Astrotech Announces 1-for-5 Reverse Stock Split
Austin, TX - October 13, 2017 -
Astrotech (NASDAQ: ASTC) today announced a 1-for-5 reverse split of its outstanding shares of common stock that will take effect at 6:30am EDT on Monday, October 16, 2017. Astrotech's common stock will open for trading on the NASDAQ Capital Market on such date on a split-adjusted basis under the existing trading symbol "ASTC".
The reverse stock split was approved by the board of directors of the Company on October 12, 2017 and is intended to increase the per share trading price of the Company's common stock to enable the Company to satisfy the minimum bid price requirement for continued listing on the NASDAQ Capital Market.
The 1-for-5 reverse stock split will automatically convert five current shares of Astrotech's common stock into one new share of common stock. No fractional shares will be issued in connection with the reverse stock split. Stockholders who would otherwise hold a fractional share of the Company's common stock will receive a cash payment in lieu thereof at a price equal to that fraction to which the shareholder would otherwise be entitled multiplied by the closing price of the Company's common stock on the NASDAQ Capital Market on October 13, 2017. The reverse split will reduce the number of shares of outstanding common stock from approximately 22.5 million shares to approximately 4.5 million shares. The number of authorized shares of common stock will also be reduced from 75 million shares to 15 million shares. Proportional adjustments also will be made to the exercise prices of the Company's outstanding stock options, and to the number of shares issued and issuable under the Company's stock incentive plans.
American Stock Transfer & Trust Company (“American”) will act as the exchange agent for the reverse stock split. Stockholders holding their shares electronically in book-entry form are not required to take any action to receive post-split shares. Stockholders owning shares through a bank, broker or other nominee will have their positions automatically adjusted to reflect the reverse stock split, subject to brokers’ particular processes, and will not be required to take any action in connection with the reverse stock split. For those stockholders holding physical stock certificates, American will send instructions for exchanging those certificates for shares held electronically in book-entry form or for new certificates, in either case representing the post-split number of shares.

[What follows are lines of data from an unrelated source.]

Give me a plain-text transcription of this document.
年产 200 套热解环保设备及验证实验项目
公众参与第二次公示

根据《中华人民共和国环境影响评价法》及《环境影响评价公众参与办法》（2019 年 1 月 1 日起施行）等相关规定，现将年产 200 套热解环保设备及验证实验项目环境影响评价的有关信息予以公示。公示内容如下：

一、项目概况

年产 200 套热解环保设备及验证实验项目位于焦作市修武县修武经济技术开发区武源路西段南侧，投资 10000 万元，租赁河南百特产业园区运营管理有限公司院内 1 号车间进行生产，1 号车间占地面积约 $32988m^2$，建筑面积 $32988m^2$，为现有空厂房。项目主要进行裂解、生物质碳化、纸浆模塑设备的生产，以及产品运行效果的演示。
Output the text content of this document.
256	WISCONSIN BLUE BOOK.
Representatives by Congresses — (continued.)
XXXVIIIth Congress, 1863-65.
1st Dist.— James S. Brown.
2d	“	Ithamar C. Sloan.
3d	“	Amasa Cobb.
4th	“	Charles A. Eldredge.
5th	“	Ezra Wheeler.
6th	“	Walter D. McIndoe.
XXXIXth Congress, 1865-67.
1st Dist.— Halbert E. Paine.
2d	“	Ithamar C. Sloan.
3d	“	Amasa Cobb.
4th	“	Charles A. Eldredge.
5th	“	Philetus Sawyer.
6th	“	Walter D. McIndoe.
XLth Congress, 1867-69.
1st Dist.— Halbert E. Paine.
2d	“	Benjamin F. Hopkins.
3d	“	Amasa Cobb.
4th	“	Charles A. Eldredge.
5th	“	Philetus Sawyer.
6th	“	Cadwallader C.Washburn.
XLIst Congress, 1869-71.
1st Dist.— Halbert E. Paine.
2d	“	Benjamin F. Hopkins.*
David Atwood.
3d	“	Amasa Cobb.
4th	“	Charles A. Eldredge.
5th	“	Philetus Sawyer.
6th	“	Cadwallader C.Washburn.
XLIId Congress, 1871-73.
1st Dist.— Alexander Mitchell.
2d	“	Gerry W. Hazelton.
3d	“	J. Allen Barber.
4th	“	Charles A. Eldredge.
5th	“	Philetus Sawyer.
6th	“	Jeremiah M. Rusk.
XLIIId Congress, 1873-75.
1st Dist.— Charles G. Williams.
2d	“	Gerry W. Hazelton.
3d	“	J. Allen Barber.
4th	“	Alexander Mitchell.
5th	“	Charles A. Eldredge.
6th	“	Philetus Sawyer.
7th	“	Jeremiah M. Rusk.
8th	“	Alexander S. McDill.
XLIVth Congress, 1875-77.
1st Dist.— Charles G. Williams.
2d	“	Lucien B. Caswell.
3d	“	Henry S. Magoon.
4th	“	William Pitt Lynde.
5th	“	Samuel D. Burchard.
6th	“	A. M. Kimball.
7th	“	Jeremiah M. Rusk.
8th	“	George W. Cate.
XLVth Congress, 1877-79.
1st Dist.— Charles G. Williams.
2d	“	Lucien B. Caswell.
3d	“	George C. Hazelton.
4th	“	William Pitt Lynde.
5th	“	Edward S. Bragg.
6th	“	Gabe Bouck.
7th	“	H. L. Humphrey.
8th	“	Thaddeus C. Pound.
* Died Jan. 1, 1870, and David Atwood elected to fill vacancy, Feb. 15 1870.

In connection with the reverse stock split, the Company's CUSIP number will change to 046484200 as of October 16, 2017.
Astrotech (NASDAQ: ASTC) is an innovative science and technology development and commercialization company. We invent, acquire, and commercialize technological innovations sourced from research institutions, laboratories, and internally, to maximize shareholder value. 1st Detect develops, manufactures, and sells chemical analyzers for use in the security, defense, healthcare, food and beverage, and environmental markets. Sourced from decades of image research from IBM and Kodak laboratories, Astral Images sells film-to-digital image enhancement, defect removal and color correction software, as well as post-processing services providing economically feasible conversion of television and feature 35mm and 16mm films to the new 4K ultra-high definition (UHD), high-dynamic range (HDR) format necessary for the new generation of digital distribution. Sourced from NASA’s extensive microgravity research, Astrogenetix is applying a fast-track, on-orbit discovery platform using the International Space Station to develop vaccines and other therapeutics. Demonstrating its entrepreneurial strategy, Astrotech management sold its state-of-the-art satellite servicing operations to Lockheed Martin in August 2014. Astrotech is headquartered in Austin, Texas.
This press release contains forward-looking statements that are made pursuant to the Safe Harbor provisions of the Private Securities Litigation Reform Act of 1995. Such forward-looking statements are subject to risks, trends, and uncertainties that could cause actual results to be materially different from the forward-looking statement. These factors include, but are not limited to, whether we can successfully develop our proprietary technologies and whether the market will accept our products and services, as well as other risk factors and business considerations described in the Company’s Securities and Exchange Commission filings including the annual report on Form 10-K. Any forward-looking statements in this document should be evaluated in light of these important risk factors. The Company assumes no obligation to update these forward-looking statements.